Maru langsung mengirim pesan kepada Daemyung, memintanya untuk tidak terlalu keras dan sedikit menghiburnya.
“Ya, hyung. Aku mau ke gym dulu, lalu menyelesaikan beberapa urusan sebelum pergi ke sana.”
Setelah menelepon Yeonjin, dia bersiap untuk pergi keluar.
Hari ini adalah hari penayangan episode 9. Mereka memutuskan untuk mengadakan pesta setelahnya di sebuah restoran barbekyu di Seoul.
Awalnya mereka berencana mengadakan acara tersebut lebih awal dari ini, tetapi terus tertunda karena jadwal para aktor.
“Kamu di gym apa? Aku baru mau pergi sekarang.”
-Cepat kemari. Kamu tahu kan ada taruhan tenis setelah ini? Kita perlu mengambil kembali kopi yang harus kita bayar terakhir kali.
“Saya rasa Anda hanya perlu berprestasi dengan baik.”
-Kamu bisa menggantikan saya.
Ganghwan menyuruhnya datang sesegera mungkin. Para pria yang berakting dalam drama itu berkumpul dan bermain beberapa olahraga bola hingga mereka terpaku pada tenis.
Pada hari libur mereka, orang-orang yang punya waktu akan berkumpul dan bermain hingga matahari terbenam.
Jika mereka tidak mengadakan pesta setelah acara hari ini, mereka mungkin akan bermain tenis sampai mereka melihat bulan.
Maru mengecek waktu sebelum meninggalkan rumahnya dengan membawa beberapa barang bawaan.
** * *
“Yang Ganghwan akan datang.”
“Han Maru juga ada di sana.”
“Hwang Hojoon dan Kwon Seokhoon juga ada di sana. Tapi wajah mereka sangat kecil.”
Jurnalis Jung terus bergumam sambil menekan tombol rana kamera. Para aktor pria berjalan ke zona foto dadakan di depan restoran.
Tak seorang pun yang hadir saat itu menyangka bahwa ‘Case Number 0’ akan menjadi drama yang begitu inovatif ketika pertama kali ditayangkan.
Berdasarkan episode ke-8, tingkat penonton telah mencapai persentase dua digit. Angka ini sangat fantastis jika dibandingkan dengan drama lain dari saluran swasta yang hampir tidak mampu mempertahankan persentase satu digit.

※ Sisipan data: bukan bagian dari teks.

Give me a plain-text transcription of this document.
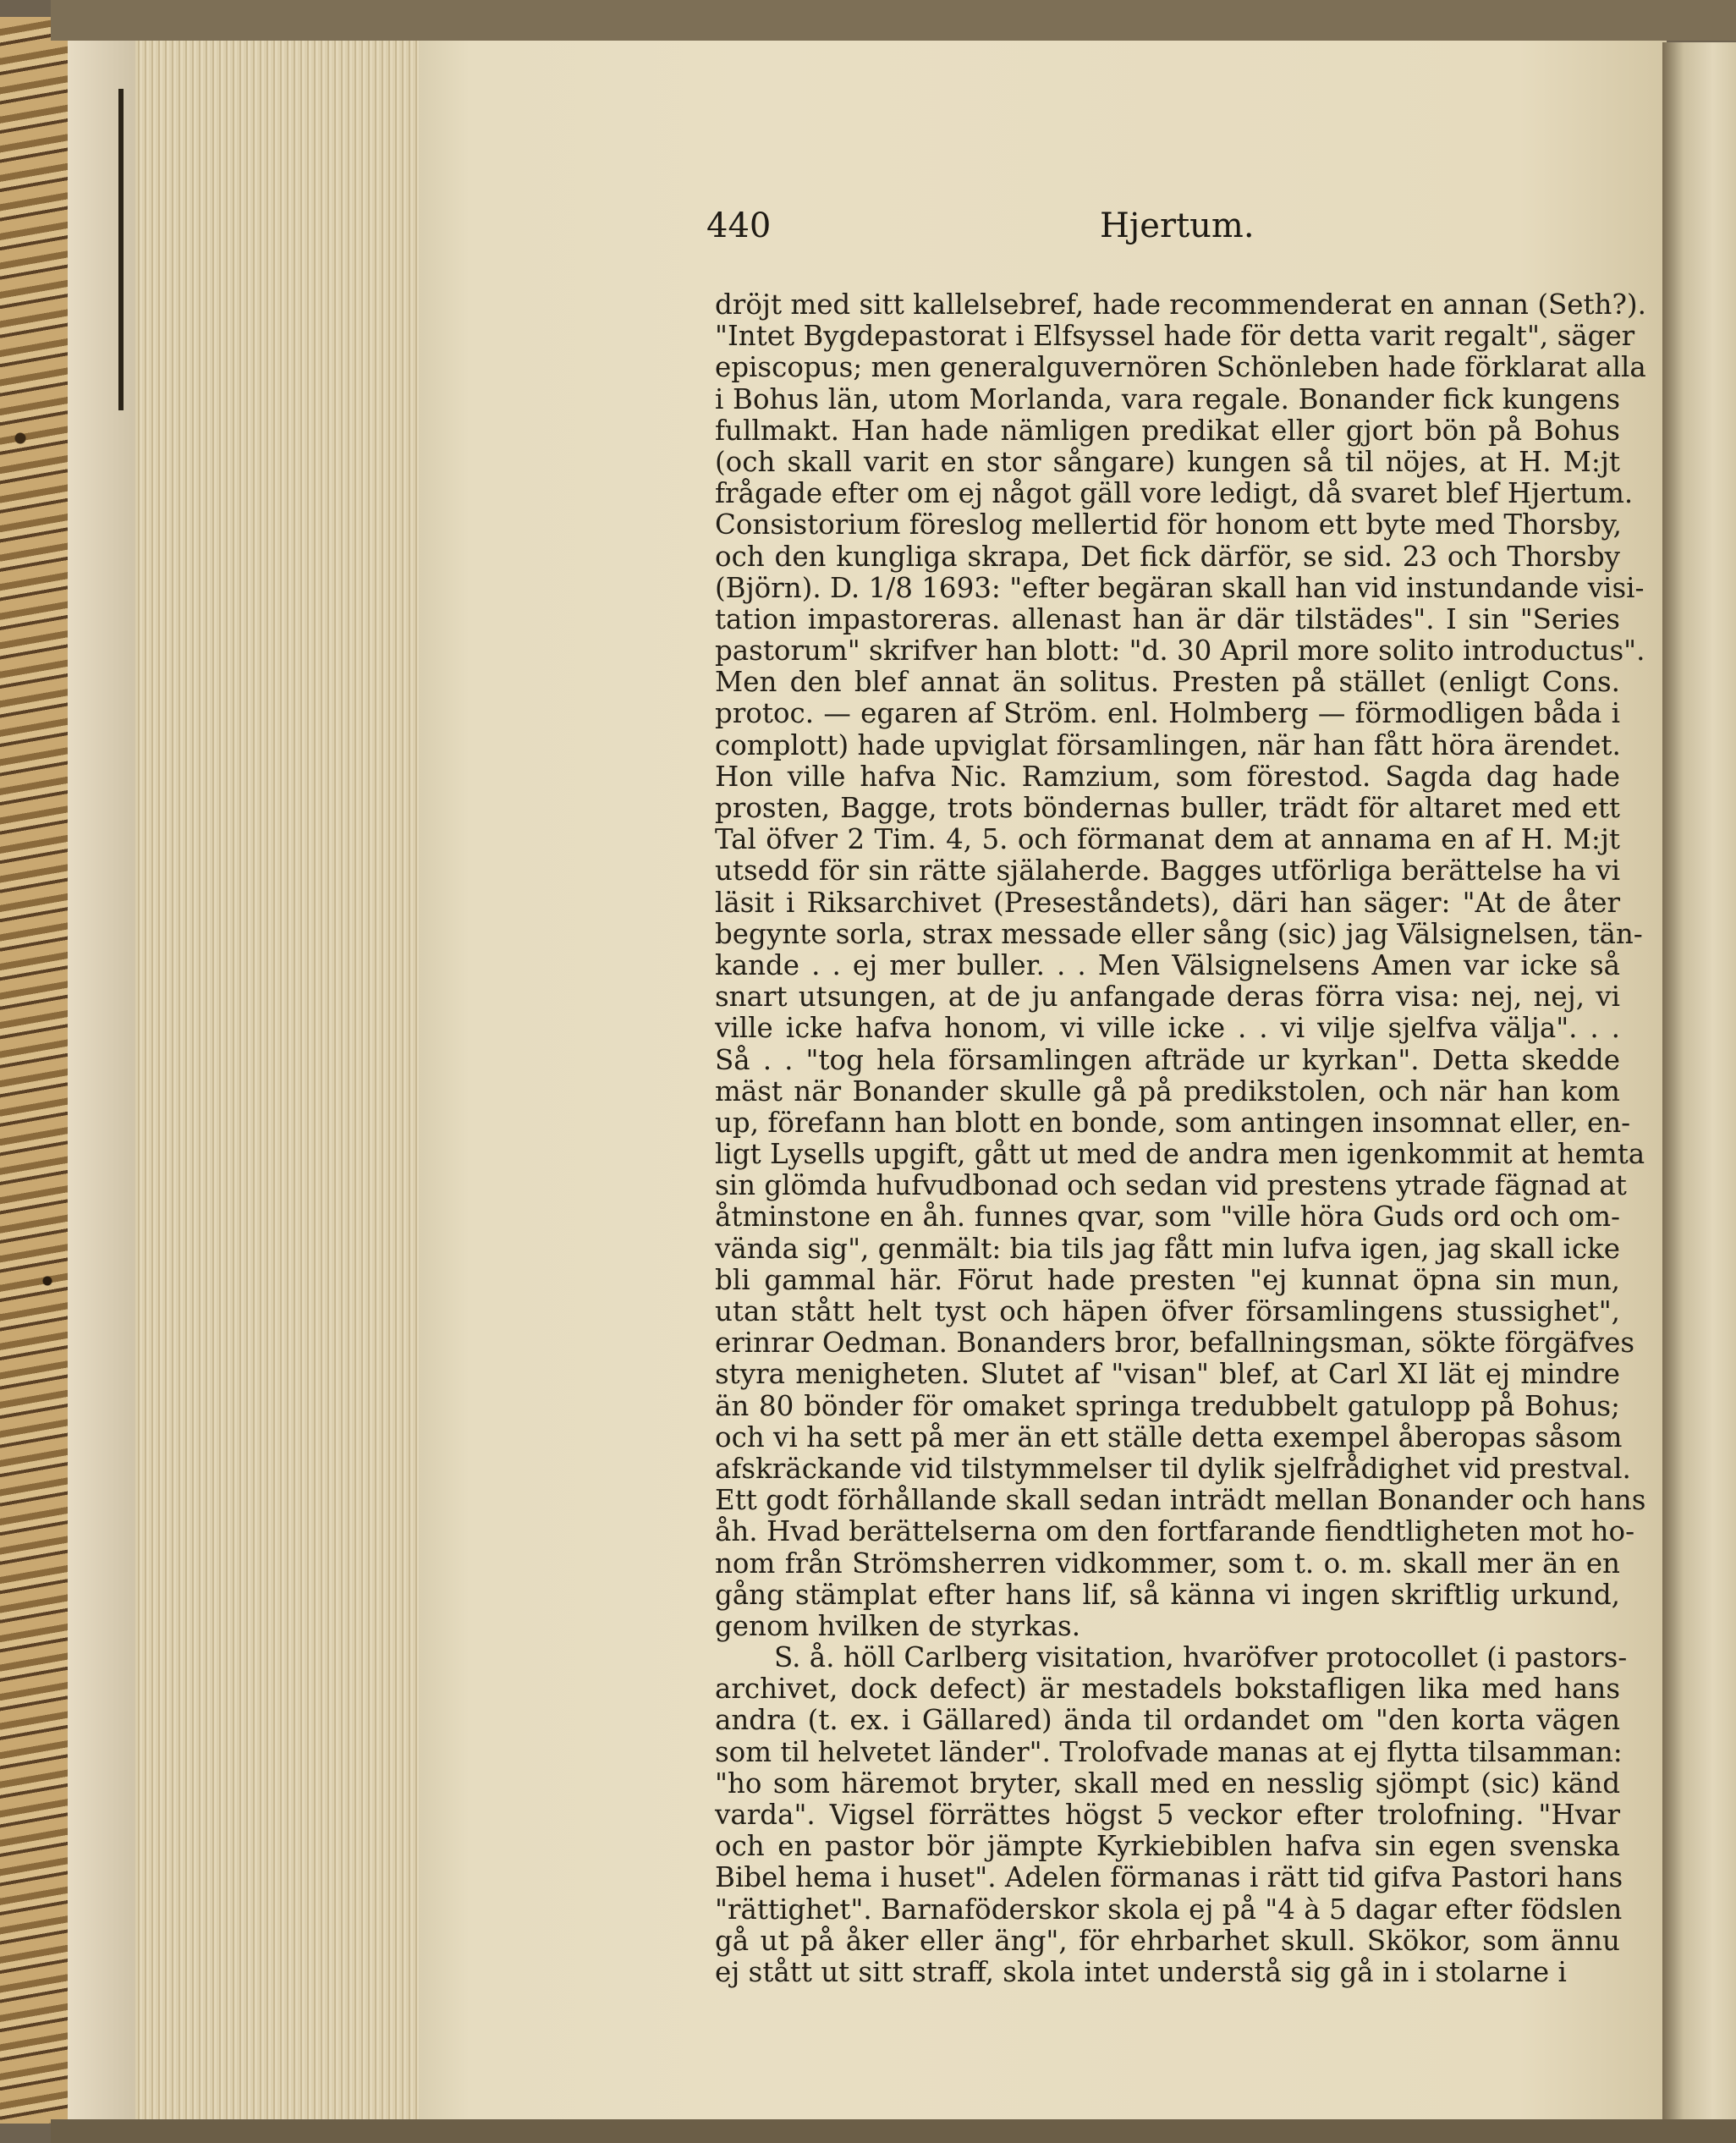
440	Hjertum.
dröjt med sitt kallelsebref, hade recommenderat en annan (Seth?).
"Intet Bygdepastorat i Elfsyssel hade för detta varit regalt", säger
episcopus; men generalguvernören Schönleben hade förklarat alla
i Bohus län, utom Morlanda, vara regale. Bonander fick kungens
fullmakt. Han hade nämligen predikat eller gjort bön på Bohus
(och skall varit en stor sångare) kungen så til nöjes, at H. M:jt
frågade efter om ej något gäll vore ledigt, då svaret blef Hjertum.
Consistorium föreslog mellertid för honom ett byte med Thorsby,
och den kungliga skrapa, Det fick därför, se sid. 23 och Thorsby
(Björn). D. 1/8 1693: "efter begäran skall han vid instundande visi-
tation impastoreras. allenast han är där tilstädes". I sin "Series
pastorum" skrifver han blott: "d. 30 April more solito introductus".
Men den blef annat än solitus. Presten på stället (enligt Cons.
protoc. — egaren af Ström. enl. Holmberg — förmodligen båda i
complott) hade upviglat församlingen, när han fått höra ärendet.
Hon ville hafva Nic. Ramzium, som förestod. Sagda dag hade
prosten, Bagge, trots böndernas buller, trädt för altaret med ett
Tal öfver 2 Tim. 4, 5. och förmanat dem at annama en af H. M:jt
utsedd för sin rätte själaherde. Bagges utförliga berättelse ha vi
läsit i Riksarchivet (Preseståndets), däri han säger: "At de åter
begynte sorla, strax messade eller sång (sic) jag Välsignelsen, tän-
kande . . ej mer buller. . . Men Välsignelsens Amen var icke så
snart utsungen, at de ju anfangade deras förra visa: nej, nej, vi
ville icke hafva honom, vi ville icke . . vi vilje sjelfva välja". . .
Så . . "tog hela församlingen afträde ur kyrkan". Detta skedde
mäst när Bonander skulle gå på predikstolen, och när han kom
up, förefann han blott en bonde, som antingen insomnat eller, en-
ligt Lysells upgift, gått ut med de andra men igenkommit at hemta
sin glömda hufvudbonad och sedan vid prestens ytrade fägnad at
åtminstone en åh. funnes qvar, som "ville höra Guds ord och om-
vända sig", genmält: bia tils jag fått min lufva igen, jag skall icke
bli gammal här. Förut hade presten "ej kunnat öpna sin mun,
utan stått helt tyst och häpen öfver församlingens stussighet",
erinrar Oedman. Bonanders bror, befallningsman, sökte förgäfves
styra menigheten. Slutet af "visan" blef, at Carl XI lät ej mindre
än 80 bönder för omaket springa tredubbelt gatulopp på Bohus;
och vi ha sett på mer än ett ställe detta exempel åberopas såsom
afskräckande vid tilstymmelser til dylik sjelfrådighet vid prestval.
Ett godt förhållande skall sedan inträdt mellan Bonander och hans
åh. Hvad berättelserna om den fortfarande fiendtligheten mot ho-
nom från Strömsherren vidkommer, som t. o. m. skall mer än en
gång stämplat efter hans lif, så känna vi ingen skriftlig urkund,
genom hvilken de styrkas.
S. å. höll Carlberg visitation, hvaröfver protocollet (i pastors-
archivet, dock defect) är mestadels bokstafligen lika med hans
andra (t. ex. i Gällared) ända til ordandet om "den korta vägen
som til helvetet länder". Trolofvade manas at ej flytta tilsamman:
"ho som häremot bryter, skall med en nesslig sjömpt (sic) känd
varda". Vigsel förrättes högst 5 veckor efter trolofning. "Hvar
och en pastor bör jämpte Kyrkiebiblen hafva sin egen svenska
Bibel hema i huset". Adelen förmanas i rätt tid gifva Pastori hans
"rättighet". Barnaföderskor skola ej på "4 à 5 dagar efter födslen
gå ut på åker eller äng", för ehrbarhet skull. Skökor, som ännu
ej stått ut sitt straff, skola intet understå sig gå in i stolarne i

Namun, pihak yang paling dirugikan oleh Kasus Nomor 0 adalah saluran TV publik. YBS, yang menayangkan drama dengan genre serupa pada jam tayang yang sama, mengalami kerugian terbesar.
Rating penonton mereka bukan hanya turun setengahnya, tetapi hancur berkeping-keping. RBS dan KBS pun tentu tidak bisa tertawa.
Para pengiklan yang mempromosikan produk mereka di Kasus Nomor 0 mungkin sekarang sedang tertawa. Lagi pula, mereka pasti membayar harga yang jauh lebih murah untuk mengiklankan produk mereka dibandingkan dengan saluran TV publik.
Jika drama ini tidak hanya sukses sekali dan terus berulang kali meraih kesuksesan besar, maka bisnis periklanan saluran TV publik juga akan mendapatkan keuntungan besar.
Drama tersebut menjadi peringatan bagi industri televisi dalam banyak hal. Bagaimanapun, segala sesuatu tentang penyiaran bermuara pada iklan.
“Tolong lihat ke sini sekali lagi!”
“Dan di sini juga!”
Dia bisa melihat para jurnalis hiburan yang dulu memandang rendah munculnya saluran TV swasta. Masa depan benar-benar tidak dapat diprediksi.
Saat sedang mengambil foto, dia melihat seorang reporter wanita melangkah maju. Dari sikap petugas keamanan yang tidak bergeming, tampaknya itu adalah wawancara yang telah dijadwalkan sebelumnya.